Para amortiguar las penas, el inicio del VAR no pudo ser mejor. Rápido, preciso, incontestable, colaboró para que el arbitraje de Tobar fuera elogiado en el duelo entre Colo Colo y la Universidad Católica, que resultó ser un muy buen reencuentro de la primera división. Por más que en los primeros minutos unos pocos inadaptados amenazaran con imponer el terror en Temuco.
En La Serena, Jorge Segovia logró aterrizarnos de golpe en nuestras mejores expectativas. El propietario de la Unión Española logró imponer en su institución una lógica extraña. Su club es parte de una industria que, mayoritaria y democráticamente, decidió echarse al bolsillo todas las consideraciones deportivas para bajar la cortina cuando se produjo el estallido social. Es verdad que los rojos estuvieron dispuestos a jugar, que posaron en esa fotografía naif y extraña que parecía de calendario, pero luego fue parte activa del cúmulo de decisiones erradas que llevaron al desprecio de todas las normas deportivas para zanjar una cuestión de seguridad.
Como suele ocurrir con frecuencia, el discurso sobre los valores de la competencia y la ética deportiva surge cuando los intereses propios son vulnerados. La Unión no tenía ni más merecimientos ni más superioridad moral para pretender obtener un premio que estaba en disputa. Lo lógico era jugarlo en cancha, ofreciendo la voluntad de reencantar al hincha, de poner en disputa el balón, de hacer un gesto generoso para recuperar la confianza de los socios.

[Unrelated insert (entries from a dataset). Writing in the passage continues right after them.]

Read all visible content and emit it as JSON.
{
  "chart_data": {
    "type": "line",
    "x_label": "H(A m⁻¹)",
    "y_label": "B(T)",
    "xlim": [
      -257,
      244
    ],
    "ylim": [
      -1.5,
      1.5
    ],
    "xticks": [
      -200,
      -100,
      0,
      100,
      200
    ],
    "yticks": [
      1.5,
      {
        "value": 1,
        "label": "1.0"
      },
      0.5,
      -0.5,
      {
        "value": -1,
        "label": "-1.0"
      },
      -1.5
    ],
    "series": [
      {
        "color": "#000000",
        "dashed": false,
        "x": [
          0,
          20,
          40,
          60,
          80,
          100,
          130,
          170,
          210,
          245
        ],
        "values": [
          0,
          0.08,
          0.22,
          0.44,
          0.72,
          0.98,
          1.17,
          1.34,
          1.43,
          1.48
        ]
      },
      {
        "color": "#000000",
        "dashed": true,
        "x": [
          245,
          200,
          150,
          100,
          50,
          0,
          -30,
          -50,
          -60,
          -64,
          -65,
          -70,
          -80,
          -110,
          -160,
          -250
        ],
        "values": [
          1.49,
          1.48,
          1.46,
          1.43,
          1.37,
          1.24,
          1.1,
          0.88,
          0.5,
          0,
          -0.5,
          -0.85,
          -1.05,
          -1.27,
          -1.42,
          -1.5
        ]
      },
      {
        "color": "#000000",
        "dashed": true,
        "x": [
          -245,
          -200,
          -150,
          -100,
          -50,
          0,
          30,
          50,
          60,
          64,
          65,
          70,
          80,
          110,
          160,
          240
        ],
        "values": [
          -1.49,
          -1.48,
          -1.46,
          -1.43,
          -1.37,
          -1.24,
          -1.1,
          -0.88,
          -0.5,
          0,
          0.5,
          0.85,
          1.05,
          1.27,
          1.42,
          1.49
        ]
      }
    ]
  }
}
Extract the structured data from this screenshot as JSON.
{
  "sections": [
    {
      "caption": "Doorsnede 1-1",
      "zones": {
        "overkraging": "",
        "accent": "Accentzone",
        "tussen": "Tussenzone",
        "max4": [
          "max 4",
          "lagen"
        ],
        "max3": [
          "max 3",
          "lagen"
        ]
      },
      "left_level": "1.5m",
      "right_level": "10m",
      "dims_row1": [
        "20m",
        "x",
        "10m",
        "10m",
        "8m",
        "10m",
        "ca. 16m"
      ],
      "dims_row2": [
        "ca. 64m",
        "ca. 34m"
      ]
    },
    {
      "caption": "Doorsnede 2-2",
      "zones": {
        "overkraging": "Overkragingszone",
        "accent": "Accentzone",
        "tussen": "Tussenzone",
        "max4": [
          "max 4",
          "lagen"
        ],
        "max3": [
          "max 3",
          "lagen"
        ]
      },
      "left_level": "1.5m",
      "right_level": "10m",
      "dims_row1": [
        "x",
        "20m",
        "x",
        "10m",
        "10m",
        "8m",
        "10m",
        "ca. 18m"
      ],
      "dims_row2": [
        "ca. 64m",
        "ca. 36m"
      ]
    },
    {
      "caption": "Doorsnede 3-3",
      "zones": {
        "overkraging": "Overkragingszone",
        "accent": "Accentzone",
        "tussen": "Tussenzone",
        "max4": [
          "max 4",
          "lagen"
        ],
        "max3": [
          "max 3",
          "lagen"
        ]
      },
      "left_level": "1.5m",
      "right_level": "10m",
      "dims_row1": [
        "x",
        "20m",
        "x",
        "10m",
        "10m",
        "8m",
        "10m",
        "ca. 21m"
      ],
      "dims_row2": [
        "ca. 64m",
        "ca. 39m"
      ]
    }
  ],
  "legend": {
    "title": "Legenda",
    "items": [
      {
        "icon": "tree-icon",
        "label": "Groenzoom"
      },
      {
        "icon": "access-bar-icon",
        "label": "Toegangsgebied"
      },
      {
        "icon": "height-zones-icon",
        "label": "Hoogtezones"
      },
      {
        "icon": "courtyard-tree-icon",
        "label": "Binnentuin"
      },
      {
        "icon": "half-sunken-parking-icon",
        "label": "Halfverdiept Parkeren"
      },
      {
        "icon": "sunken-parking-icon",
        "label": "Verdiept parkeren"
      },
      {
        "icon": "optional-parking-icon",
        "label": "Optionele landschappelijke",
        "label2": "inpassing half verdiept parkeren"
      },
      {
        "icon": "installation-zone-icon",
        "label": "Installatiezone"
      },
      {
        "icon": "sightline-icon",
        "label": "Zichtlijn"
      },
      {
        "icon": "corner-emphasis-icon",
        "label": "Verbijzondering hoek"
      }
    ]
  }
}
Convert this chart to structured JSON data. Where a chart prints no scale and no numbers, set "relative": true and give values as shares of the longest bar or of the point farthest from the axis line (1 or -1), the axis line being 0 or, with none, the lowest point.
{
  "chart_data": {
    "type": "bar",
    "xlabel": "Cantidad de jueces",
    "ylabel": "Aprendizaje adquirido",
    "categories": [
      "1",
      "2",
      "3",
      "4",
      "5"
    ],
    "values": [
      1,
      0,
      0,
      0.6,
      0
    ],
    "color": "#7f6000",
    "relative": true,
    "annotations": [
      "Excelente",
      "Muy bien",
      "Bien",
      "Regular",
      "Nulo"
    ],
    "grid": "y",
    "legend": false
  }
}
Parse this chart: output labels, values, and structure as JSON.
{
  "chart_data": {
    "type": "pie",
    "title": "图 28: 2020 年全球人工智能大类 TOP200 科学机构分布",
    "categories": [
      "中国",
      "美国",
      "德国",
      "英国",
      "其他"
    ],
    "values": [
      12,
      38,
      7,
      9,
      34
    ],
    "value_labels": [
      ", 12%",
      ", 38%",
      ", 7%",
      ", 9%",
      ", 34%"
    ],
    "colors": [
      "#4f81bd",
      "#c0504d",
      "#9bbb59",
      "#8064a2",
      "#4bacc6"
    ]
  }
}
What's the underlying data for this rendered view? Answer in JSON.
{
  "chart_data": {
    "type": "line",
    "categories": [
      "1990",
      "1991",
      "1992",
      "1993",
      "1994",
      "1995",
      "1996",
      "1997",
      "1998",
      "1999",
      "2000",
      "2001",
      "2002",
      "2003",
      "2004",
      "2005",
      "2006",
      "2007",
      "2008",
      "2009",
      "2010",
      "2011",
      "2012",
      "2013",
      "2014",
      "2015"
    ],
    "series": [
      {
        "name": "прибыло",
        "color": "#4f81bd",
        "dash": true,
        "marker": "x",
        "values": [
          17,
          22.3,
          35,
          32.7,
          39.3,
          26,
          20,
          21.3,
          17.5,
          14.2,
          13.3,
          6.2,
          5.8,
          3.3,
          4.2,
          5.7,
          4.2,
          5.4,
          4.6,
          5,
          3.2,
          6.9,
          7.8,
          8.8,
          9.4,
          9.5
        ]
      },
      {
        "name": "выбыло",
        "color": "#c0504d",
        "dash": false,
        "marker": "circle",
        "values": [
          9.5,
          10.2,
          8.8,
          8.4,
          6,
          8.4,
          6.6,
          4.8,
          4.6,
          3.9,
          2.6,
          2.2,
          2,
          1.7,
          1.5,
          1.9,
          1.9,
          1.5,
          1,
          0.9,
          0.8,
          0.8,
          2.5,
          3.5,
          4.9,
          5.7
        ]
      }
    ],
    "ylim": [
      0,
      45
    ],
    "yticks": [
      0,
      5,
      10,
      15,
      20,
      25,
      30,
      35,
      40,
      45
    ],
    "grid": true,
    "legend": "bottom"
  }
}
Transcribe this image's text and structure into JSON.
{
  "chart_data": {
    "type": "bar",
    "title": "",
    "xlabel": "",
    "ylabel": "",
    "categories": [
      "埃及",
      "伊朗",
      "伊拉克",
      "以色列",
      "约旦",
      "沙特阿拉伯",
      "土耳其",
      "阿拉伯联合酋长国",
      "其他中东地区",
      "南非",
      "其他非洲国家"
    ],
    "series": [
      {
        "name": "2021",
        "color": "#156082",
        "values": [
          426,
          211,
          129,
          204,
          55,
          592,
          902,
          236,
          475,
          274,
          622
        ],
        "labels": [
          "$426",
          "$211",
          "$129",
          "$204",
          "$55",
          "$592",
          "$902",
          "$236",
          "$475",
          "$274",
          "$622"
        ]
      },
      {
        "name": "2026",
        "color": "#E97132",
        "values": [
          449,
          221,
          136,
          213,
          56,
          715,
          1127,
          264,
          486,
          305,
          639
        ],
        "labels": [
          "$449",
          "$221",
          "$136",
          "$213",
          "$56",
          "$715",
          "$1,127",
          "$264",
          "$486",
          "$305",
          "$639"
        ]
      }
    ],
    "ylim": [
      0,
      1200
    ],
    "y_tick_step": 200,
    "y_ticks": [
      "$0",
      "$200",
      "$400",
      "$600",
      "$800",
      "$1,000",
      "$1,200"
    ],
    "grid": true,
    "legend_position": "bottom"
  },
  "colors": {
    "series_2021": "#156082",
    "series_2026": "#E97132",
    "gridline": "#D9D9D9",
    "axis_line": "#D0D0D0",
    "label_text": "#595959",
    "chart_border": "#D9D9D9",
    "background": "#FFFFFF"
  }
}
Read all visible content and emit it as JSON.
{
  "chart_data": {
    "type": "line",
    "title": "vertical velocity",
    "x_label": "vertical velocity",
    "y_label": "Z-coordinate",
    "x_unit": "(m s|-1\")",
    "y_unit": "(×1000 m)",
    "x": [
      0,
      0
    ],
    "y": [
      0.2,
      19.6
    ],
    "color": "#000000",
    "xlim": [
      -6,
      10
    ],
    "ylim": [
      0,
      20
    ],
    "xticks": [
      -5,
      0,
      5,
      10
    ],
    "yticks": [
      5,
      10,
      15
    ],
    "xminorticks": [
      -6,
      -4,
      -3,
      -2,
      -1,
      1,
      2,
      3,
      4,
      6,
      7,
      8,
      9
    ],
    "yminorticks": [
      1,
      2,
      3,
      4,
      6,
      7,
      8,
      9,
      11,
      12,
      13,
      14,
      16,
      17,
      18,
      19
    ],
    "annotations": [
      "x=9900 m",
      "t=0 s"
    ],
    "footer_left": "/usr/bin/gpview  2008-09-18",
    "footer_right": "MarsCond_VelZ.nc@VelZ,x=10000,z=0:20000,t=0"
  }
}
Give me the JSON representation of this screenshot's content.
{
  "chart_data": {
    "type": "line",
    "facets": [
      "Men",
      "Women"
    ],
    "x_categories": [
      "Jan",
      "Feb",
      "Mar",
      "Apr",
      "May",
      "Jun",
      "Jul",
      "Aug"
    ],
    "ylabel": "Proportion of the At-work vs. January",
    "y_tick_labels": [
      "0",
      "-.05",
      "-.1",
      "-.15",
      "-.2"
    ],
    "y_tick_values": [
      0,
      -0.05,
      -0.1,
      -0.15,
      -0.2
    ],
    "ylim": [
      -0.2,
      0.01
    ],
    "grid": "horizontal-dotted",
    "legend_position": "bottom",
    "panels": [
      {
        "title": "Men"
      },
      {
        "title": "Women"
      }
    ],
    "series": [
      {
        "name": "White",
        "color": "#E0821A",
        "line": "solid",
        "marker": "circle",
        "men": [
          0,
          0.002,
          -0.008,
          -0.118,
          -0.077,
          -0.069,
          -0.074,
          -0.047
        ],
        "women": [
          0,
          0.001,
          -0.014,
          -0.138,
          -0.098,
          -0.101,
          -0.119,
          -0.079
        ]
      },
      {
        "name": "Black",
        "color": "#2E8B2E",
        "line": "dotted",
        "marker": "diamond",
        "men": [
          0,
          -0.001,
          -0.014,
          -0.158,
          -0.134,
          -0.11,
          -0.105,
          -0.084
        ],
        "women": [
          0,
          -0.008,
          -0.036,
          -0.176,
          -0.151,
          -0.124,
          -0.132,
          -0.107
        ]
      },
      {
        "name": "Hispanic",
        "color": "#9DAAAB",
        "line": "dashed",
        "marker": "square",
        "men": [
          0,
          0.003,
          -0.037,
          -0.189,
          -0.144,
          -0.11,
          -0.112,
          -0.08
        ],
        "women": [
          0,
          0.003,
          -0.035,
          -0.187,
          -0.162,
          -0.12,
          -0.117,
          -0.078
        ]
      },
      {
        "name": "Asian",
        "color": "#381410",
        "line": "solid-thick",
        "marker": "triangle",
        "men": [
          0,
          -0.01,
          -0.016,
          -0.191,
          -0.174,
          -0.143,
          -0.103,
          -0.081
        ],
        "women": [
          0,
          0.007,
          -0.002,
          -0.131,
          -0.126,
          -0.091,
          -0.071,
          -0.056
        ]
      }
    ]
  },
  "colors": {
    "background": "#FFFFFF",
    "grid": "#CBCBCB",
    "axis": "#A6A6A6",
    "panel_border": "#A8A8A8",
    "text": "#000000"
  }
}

Si algo nos ha demostrado Segovia en su historial directivo es que la generosidad no es lo suyo. Y que para blandir principios tan pomposos como la ética y la justicia hay que, al menos, haber acumulado méritos personales para la prédica. Si hay una cosa clara es que este largo receso solo provocó beneficios para los clubes, que recibieron los dineros que tanto les importan sin el sacrificio del esfuerzo. Y que había dos cosas que no se transaban: la categoría y los cheques, y ambas se resguardaron sin importar los métodos. Era comprensible que en ese afán hubiera esquirlas, heridos y groseros errores, que crecieron a la sombra de la decisión mayor, que es y será uno de los mayores errores colectivos que se han vivido en la historia del fútbol chileno.
Para salir de ese pantano solo cabe jugar, aprender de los errores y planificar para que no vuelvan a ocurrir. Y así como en Temuco la fiesta fue plena (VAR incluido) en La Serena el bochorno demostró que siempre puede ser peor. No sabemos el destino de la querella hispana y si logrará captar alguna adhesión —una sola— entre sus pares. Lo que importa es que un grupo de jugadores, un entrenador respetado y más de un funcionario quedaron cazados en la tozudez de un dirigente, lo que no es nuevo, ni nos sorprende. Con una cuota de sarcasmo e ironía el plantel bautizó como “Don Segovia” a su propietario, como una manera de separar aguas y amortiguar la vergüenza.
Igual, quedará la esperanza de que, de aquí en más, cada vez que se intente perpetrar otra fechoría contra nuestro fútbol, los que claman por justicia y ética sean los primeros en alzar la voz. Siempre y en toda circunstancia.